The question was about using the built-in REVERSE function to find the characters at the end of a string. Sticking the REVERSE keywork in the CREATE INDEX statement wasn't doing the job. Adam Musch responded to say that REVERSE should be used solely to avoid contention and that the optimizer doesn't do range scans on reverse key indexes.
Markus Winand suggested a manual function-based index rather than just using the REVERSE keyword in the CREATE INDEX statement. While that might work sometimes, it isn't a solution I'd recommend.
With a quick experiment you can see one reason why.

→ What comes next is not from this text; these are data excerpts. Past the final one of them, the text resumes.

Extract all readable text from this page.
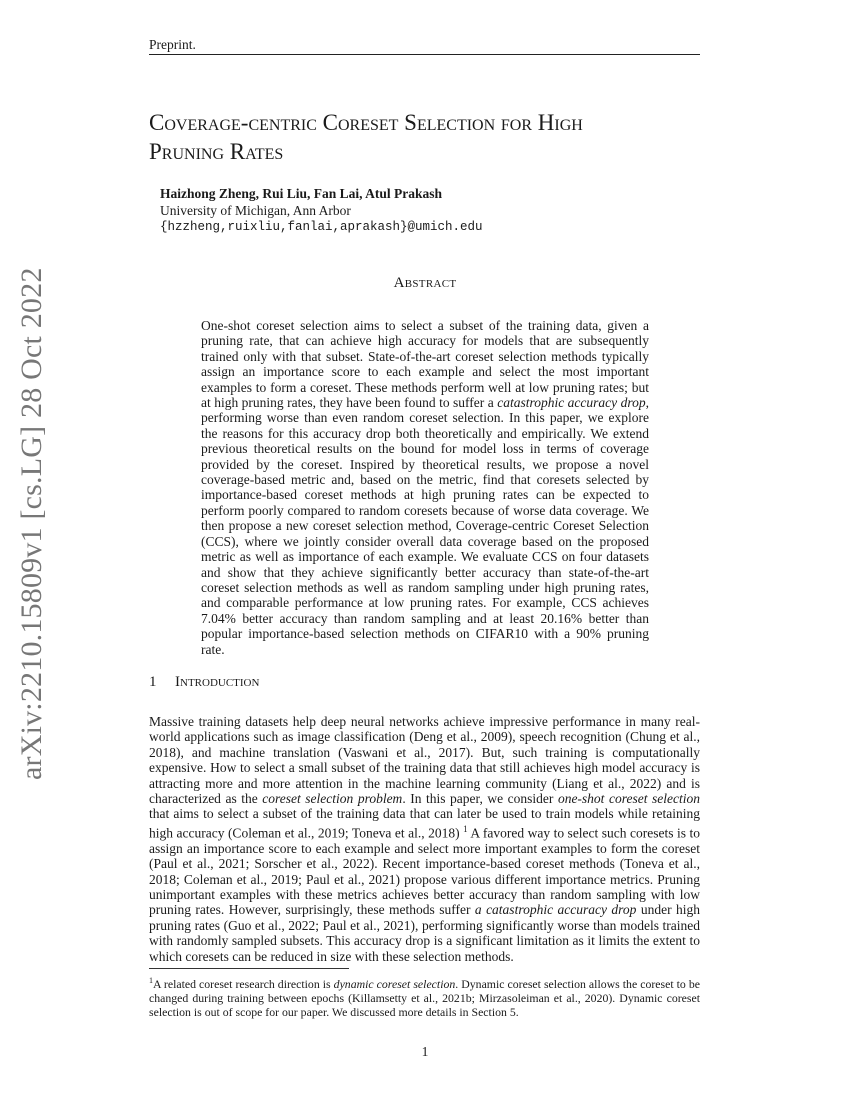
Preprint.
arXiv:2210.15809v1 [cs.LG] 28 Oct 2022
Coverage-centric Coreset Selection for High
Pruning Rates
Haizhong Zheng, Rui Liu, Fan Lai, Atul Prakash
University of Michigan, Ann Arbor
{hzzheng,ruixliu,fanlai,aprakash}@umich.edu
Abstract
One-shot coreset selection aims to select a subset of the training data, given a pruning rate, that can achieve high accuracy for models that are subsequently trained only with that subset. State-of-the-art coreset selection methods typically assign an importance score to each example and select the most important examples to form a coreset. These methods perform well at low pruning rates; but at high pruning rates, they have been found to suffer a catastrophic accuracy drop, performing worse than even random coreset selection. In this paper, we explore the reasons for this accuracy drop both theoretically and empirically. We extend previous theoretical results on the bound for model loss in terms of coverage provided by the coreset. Inspired by theoretical results, we propose a novel coverage-based metric and, based on the metric, find that coresets selected by importance-based coreset methods at high pruning rates can be expected to perform poorly compared to random coresets because of worse data coverage. We then propose a new coreset selection method, Coverage-centric Coreset Selection (CCS), where we jointly consider overall data coverage based on the proposed metric as well as importance of each example. We evaluate CCS on four datasets and show that they achieve significantly better accuracy than state-of-the-art coreset selection methods as well as random sampling under high pruning rates, and comparable performance at low pruning rates. For example, CCS achieves 7.04% better accuracy than random sampling and at least 20.16% better than popular importance-based selection methods on CIFAR10 with a 90% pruning rate.
1 Introduction
Massive training datasets help deep neural networks achieve impressive performance in many real-world applications such as image classification (Deng et al., 2009), speech recognition (Chung et al., 2018), and machine translation (Vaswani et al., 2017). But, such training is computationally expensive. How to select a small subset of the training data that still achieves high model accuracy is attracting more and more attention in the machine learning community (Liang et al., 2022) and is characterized as the coreset selection problem. In this paper, we consider one-shot coreset selection that aims to select a subset of the training data that can later be used to train models while retaining high accuracy (Coleman et al., 2019; Toneva et al., 2018) $^1$ A favored way to select such coresets is to assign an importance score to each example and select more important examples to form the coreset (Paul et al., 2021; Sorscher et al., 2022). Recent importance-based coreset methods (Toneva et al., 2018; Coleman et al., 2019; Paul et al., 2021) propose various different importance metrics. Pruning unimportant examples with these metrics achieves better accuracy than random sampling with low pruning rates. However, surprisingly, these methods suffer a catastrophic accuracy drop under high pruning rates (Guo et al., 2022; Paul et al., 2021), performing significantly worse than models trained with randomly sampled subsets. This accuracy drop is a significant limitation as it limits the extent to which coresets can be reduced in size with these selection methods.
$^1$A related coreset research direction is dynamic coreset selection. Dynamic coreset selection allows the coreset to be changed during training between epochs (Killamsetty et al., 2021b; Mirzasoleiman et al., 2020). Dynamic coreset selection is out of scope for our paper. We discussed more details in Section 5.
1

select 'é', dump('é'), dump(reverse('é')) from dual;
'É' | DUMP('É') | DUMP(REVERSE('É')) |
---|---|---|
é | Typ=96 Len=2: 195,169 | Typ=96 Len=2: 169,195 |
A multi-byte character has the BYTES reversed. As such, the character is not actually preserved and cannot be matched. LIKE, BETWEEN and regular expressions matches against another string (column or literal) become meaningless. The only thing that can be done is to reverse another string and do a direct byte-to-byte comparison.
That means you might be okay if you do a
SELECT * FROM table
WHERE reverse(column) LIKE reverse(:var)||'%'
Unless you can come up with a failure case....
1 comment:
I can't help but wonder if some multibyte character set would have characters that reverse to the equivalent of line feed or wildcard characters.